Can Language Models Encode Perceptual Structure Without Grounding? A Case Study in Color 

While Paik et al. (2021) comes away suggesting text-based language models do not represent what color objects truly are in the world, Abdou et al. (2021) has a warmer verdict for language models’ color representations, in that their color embedding space can be similar to the actual color spectrum we perceive. 

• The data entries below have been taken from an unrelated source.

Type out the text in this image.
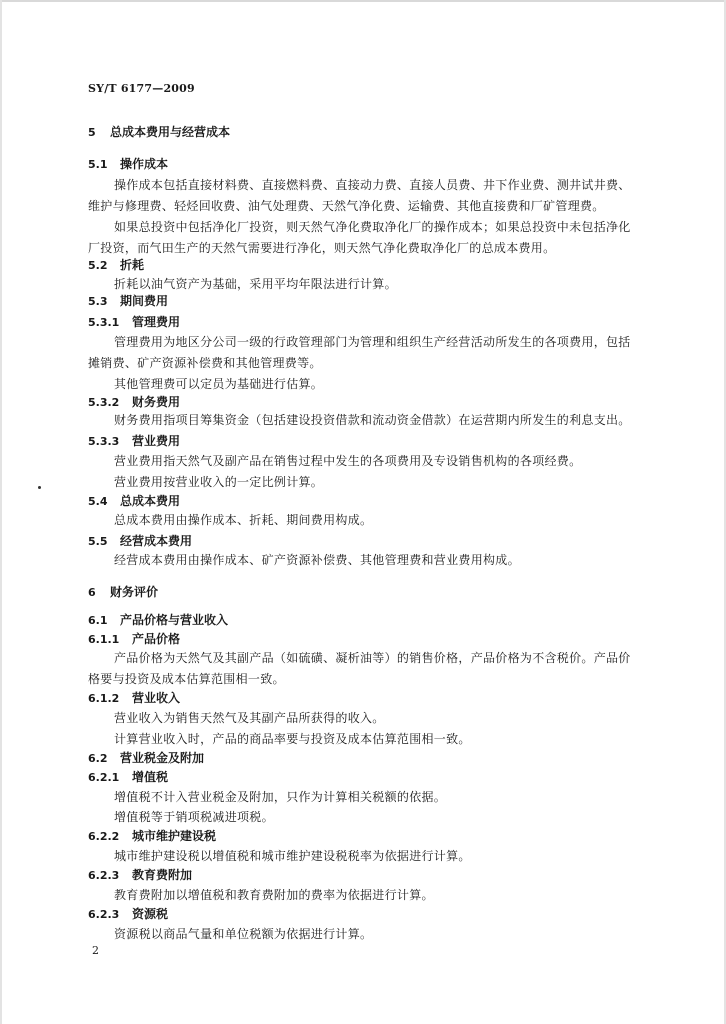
SY/T 6177—2009
5 总成本费用与经营成本
5.1 操作成本
操作成本包括直接材料费、直接燃料费、直接动力费、直接人员费、井下作业费、测井试井费、
维护与修理费、轻烃回收费、油气处理费、天然气净化费、运输费、其他直接费和厂矿管理费。
如果总投资中包括净化厂投资，则天然气净化费取净化厂的操作成本；如果总投资中未包括净化
厂投资，而气田生产的天然气需要进行净化，则天然气净化费取净化厂的总成本费用。
5.2 折耗
折耗以油气资产为基础，采用平均年限法进行计算。
5.3 期间费用
5.3.1 管理费用
管理费用为地区分公司一级的行政管理部门为管理和组织生产经营活动所发生的各项费用，包括
摊销费、矿产资源补偿费和其他管理费等。
其他管理费可以定员为基础进行估算。
5.3.2 财务费用
财务费用指项目筹集资金（包括建设投资借款和流动资金借款）在运营期内所发生的利息支出。
5.3.3 营业费用
营业费用指天然气及副产品在销售过程中发生的各项费用及专设销售机构的各项经费。
营业费用按营业收入的一定比例计算。
5.4 总成本费用
总成本费用由操作成本、折耗、期间费用构成。
5.5 经营成本费用
经营成本费用由操作成本、矿产资源补偿费、其他管理费和营业费用构成。
6 财务评价
6.1 产品价格与营业收入
6.1.1 产品价格
产品价格为天然气及其副产品（如硫磺、凝析油等）的销售价格，产品价格为不含税价。产品价
格要与投资及成本估算范围相一致。
6.1.2 营业收入
营业收入为销售天然气及其副产品所获得的收入。
计算营业收入时，产品的商品率要与投资及成本估算范围相一致。
6.2 营业税金及附加
6.2.1 增值税
增值税不计入营业税金及附加，只作为计算相关税额的依据。
增值税等于销项税减进项税。
6.2.2 城市维护建设税
城市维护建设税以增值税和城市维护建设税税率为依据进行计算。
6.2.3 教育费附加
教育费附加以增值税和教育费附加的费率为依据进行计算。
6.2.3 资源税
资源税以商品气量和单位税额为依据进行计算。
2
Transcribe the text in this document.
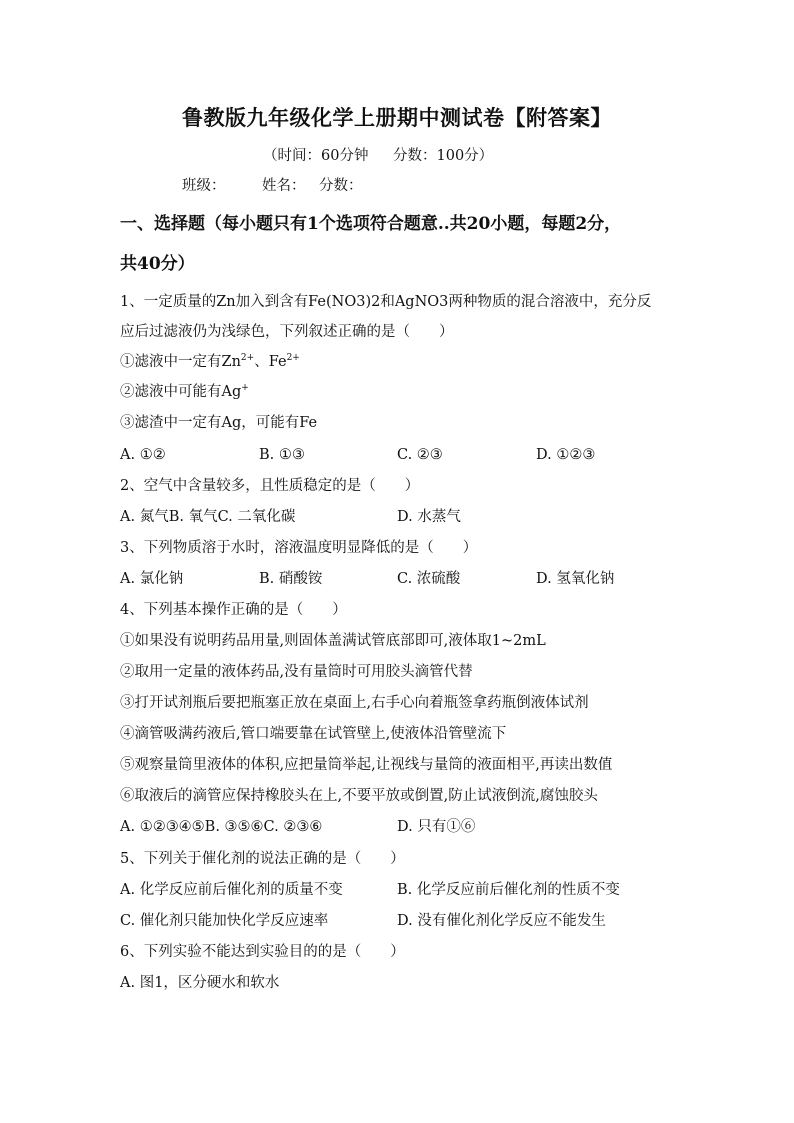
鲁教版九年级化学上册期中测试卷【附答案】
（时间：60分钟 分数：100分）
班级：	姓名： 分数：
一、选择题（每小题只有1个选项符合题意..共20小题，每题2分，
共40分）
1、一定质量的Zn加入到含有Fe(NO3)2和AgNO3两种物质的混合溶液中，充分反
应后过滤液仍为浅绿色，下列叙述正确的是（　　）
①滤液中一定有$Zn^{2+}$、$Fe^{2+}$
②滤液中可能有Ag+
③滤渣中一定有Ag，可能有Fe
A. ①②	B. ①③	C. ②③	D. ①②③
2、空气中含量较多，且性质稳定的是（　　）
A. 氮气B. 氧气C. 二氧化碳	D. 水蒸气
3、下列物质溶于水时，溶液温度明显降低的是（　　）
A. 氯化钠	B. 硝酸铵	C. 浓硫酸	D. 氢氧化钠
4、下列基本操作正确的是（　　）
①如果没有说明药品用量,则固体盖满试管底部即可,液体取1~2mL
②取用一定量的液体药品,没有量筒时可用胶头滴管代替
③打开试剂瓶后要把瓶塞正放在桌面上,右手心向着瓶签拿药瓶倒液体试剂
④滴管吸满药液后,管口端要靠在试管壁上,使液体沿管壁流下
⑤观察量筒里液体的体积,应把量筒举起,让视线与量筒的液面相平,再读出数值
⑥取液后的滴管应保持橡胶头在上,不要平放或倒置,防止试液倒流,腐蚀胶头
A. ①②③④⑤B. ③⑤⑥C. ②③⑥	D. 只有①⑥
5、下列关于催化剂的说法正确的是（　　）
A. 化学反应前后催化剂的质量不变	B. 化学反应前后催化剂的性质不变
C. 催化剂只能加快化学反应速率	D. 没有催化剂化学反应不能发生
6、下列实验不能达到实验目的的是（　　）
A. 图1，区分硬水和软水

Since pre-trained language models can embed concepts with relational reasoning (e.g., the sum of vectors “France” and “Capital” can be similar to the vector “Paris”— you can learn more with Issue #24), the authors investigate whether the relative spacing for color embeddings could be significant. To do this they created two different spaces, one for our color perception and one for language models. By using 18 color name judgements on a data set of 330 color chips and mapping them onto color axes from CIELAB, they made a three-dimensional mapping of color, with each labeled color chip acting as a point in space. CIELAB's three-dimensional color axes

To create a corresponding space representation from language models, the authors placed their 18 color names into three controlled-context templates (e.g., “the [obj] is [color]”) using a list of 122 objects. The resulting sentence embeddings gave them 366 points in the language model embedding space to refer to each color. Using an approach described in Lindsey and Brown (2014), they calculated the center of each color region in both spaces, visualized below: Right: Color orientation in 3d CIELAB space. Left: Linear mapping from BERT color term embeddings to the CIELAB space.

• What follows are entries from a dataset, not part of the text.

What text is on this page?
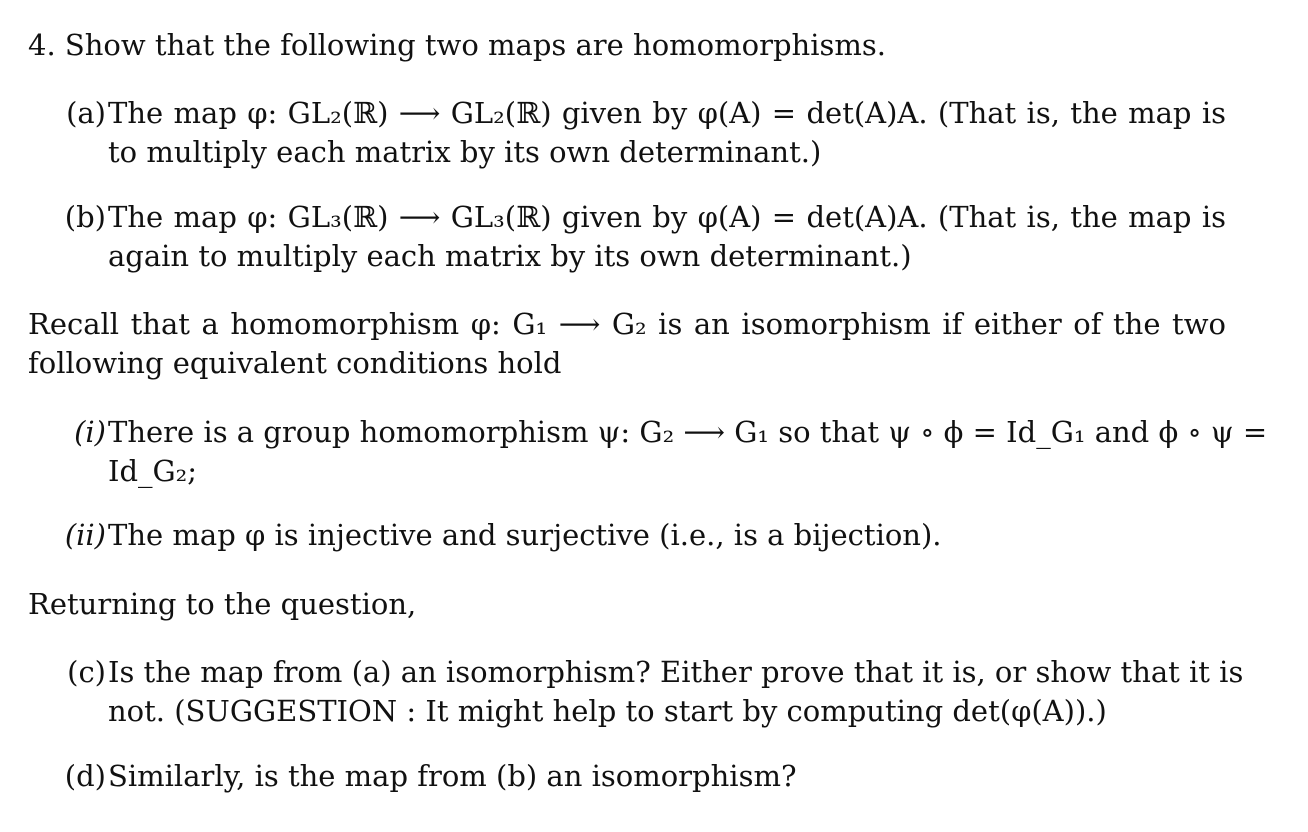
4. Show that the following two maps are homomorphisms.
(a) The map φ: GL₂(ℝ) ⟶ GL₂(ℝ) given by φ(A) = det(A)A. (That is, the map is
to multiply each matrix by its own determinant.)
(b) The map φ: GL₃(ℝ) ⟶ GL₃(ℝ) given by φ(A) = det(A)A. (That is, the map is
again to multiply each matrix by its own determinant.)
Recall that a homomorphism φ: G₁ ⟶ G₂ is an isomorphism if either of the two
following equivalent conditions hold
(i) There is a group homomorphism ψ: G₂ ⟶ G₁ so that ψ ∘ ϕ = Id_G₁ and ϕ ∘ ψ =
Id_G₂;
(ii) The map φ is injective and surjective (i.e., is a bijection).
Returning to the question,
(c) Is the map from (a) an isomorphism? Either prove that it is, or show that it is
not. (SUGGESTION : It might help to start by computing det(φ(A)).)
(d) Similarly, is the map from (b) an isomorphism?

By using Representation Similarity Analysis, a non-parametric method that computes representational similarity matrices, the two distributions of the color centers could be compared for correlation across spaces. Linear regression was also utilized to verify to what extent these embedding spaces could be mapped to each other —which had relatively high results even for their baseline model with word-type FastText embeddings trained on Common Crawl. RSA results broken down by color term for each of the LMs under the CC configuration and for the fastText baseline.

As seen in the graphs above, not only do the models tested have significant correlation with many of the real-life perceptive colors but they also have similar color patterns across models. To further study this trend, the authors break their colors into warm and cool tones: The authors break their colors into warm and cool tones.

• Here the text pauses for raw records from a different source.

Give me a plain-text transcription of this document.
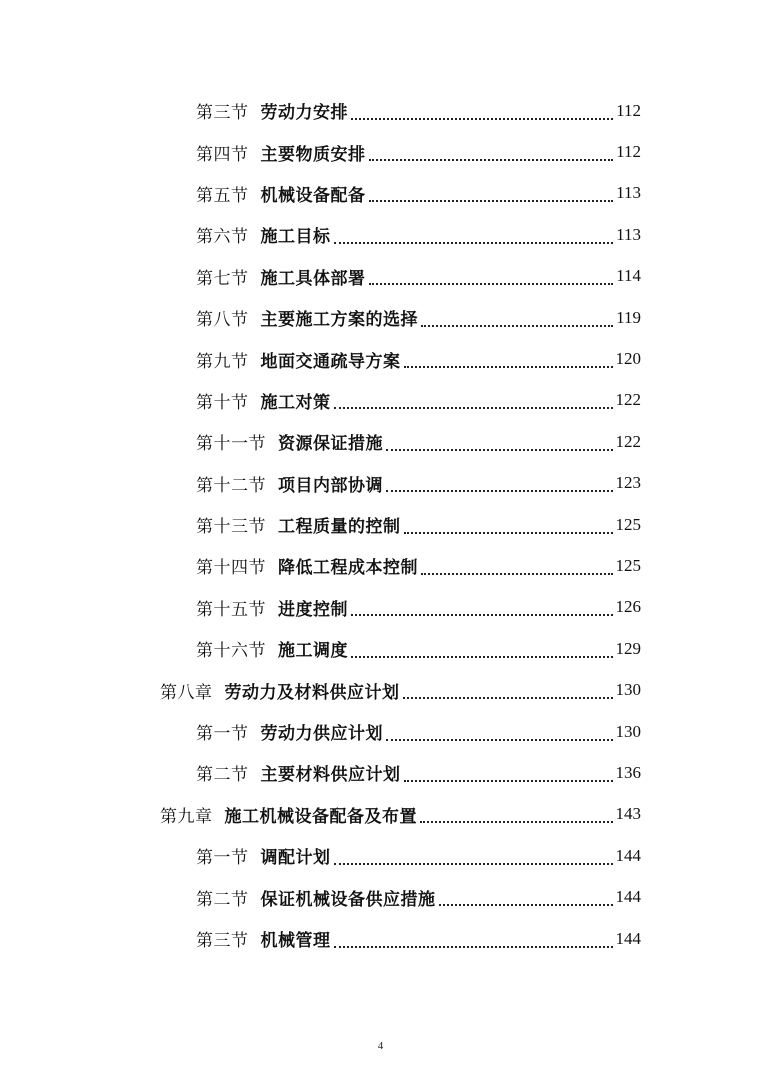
第三节 劳动力安排	112
第四节 主要物质安排	112
第五节 机械设备配备	113
第六节 施工目标	113
第七节 施工具体部署	114
第八节 主要施工方案的选择	119
第九节 地面交通疏导方案	120
第十节 施工对策	122
第十一节 资源保证措施	122
第十二节 项目内部协调	123
第十三节 工程质量的控制	125
第十四节 降低工程成本控制	125
第十五节 进度控制	126
第十六节 施工调度	129
第八章 劳动力及材料供应计划	130
第一节 劳动力供应计划	130
第二节 主要材料供应计划	136
第九章 施工机械设备配备及布置	143
第一节 调配计划	144
第二节 保证机械设备供应措施	144
第三节 机械管理	144
4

Across all models and context types studied, warm colors have a higher correlation with the CIELAB color space than cool ones, which the authors note relates to research about languages being more efficient communicating warm colors compared to cool ones (Gibson et al. 2017). They further research the predictive factors for color correlation to discover that colors often used as adjectives correspond to closer alignment, while colloquial color usage (e.g., “Black Death”) corresponds with weaker alignments to the CIELAB space. 

In summary 

Although Paik et al. (2021) and Abdou et al. (2021) ultimately contradict each other on how effectively language models represent color, they support each other in more ways than meets the eye. Both demonstrate how well language models can build conceptual structures to match the information presented just in text-based data. However, both papers also demonstrate how much influence the pragmatics and syntax in training data have on a language model. For Paik et al., a pragmatic maxim to not include unnecessary information has led to language models being less representative of color distribution in the world. Abdou et al. reveal language models can produce color mappings that are similar to reality, but also that their performance has lower correlations depending on how color is used syntactically and colloquially in text. 

While the perception spectrum provides a handy ground-truth line to measure language models against, these effects likely apply to more domains than just color. For example, reporting bias also appears in how “male nurse” is currently 3 times more common than “female nurse” in Google’s Ngram data. As we utilize and develop language models more in the future, we all can benefit from a better understanding of what we’re unintentionally training into our models along the way.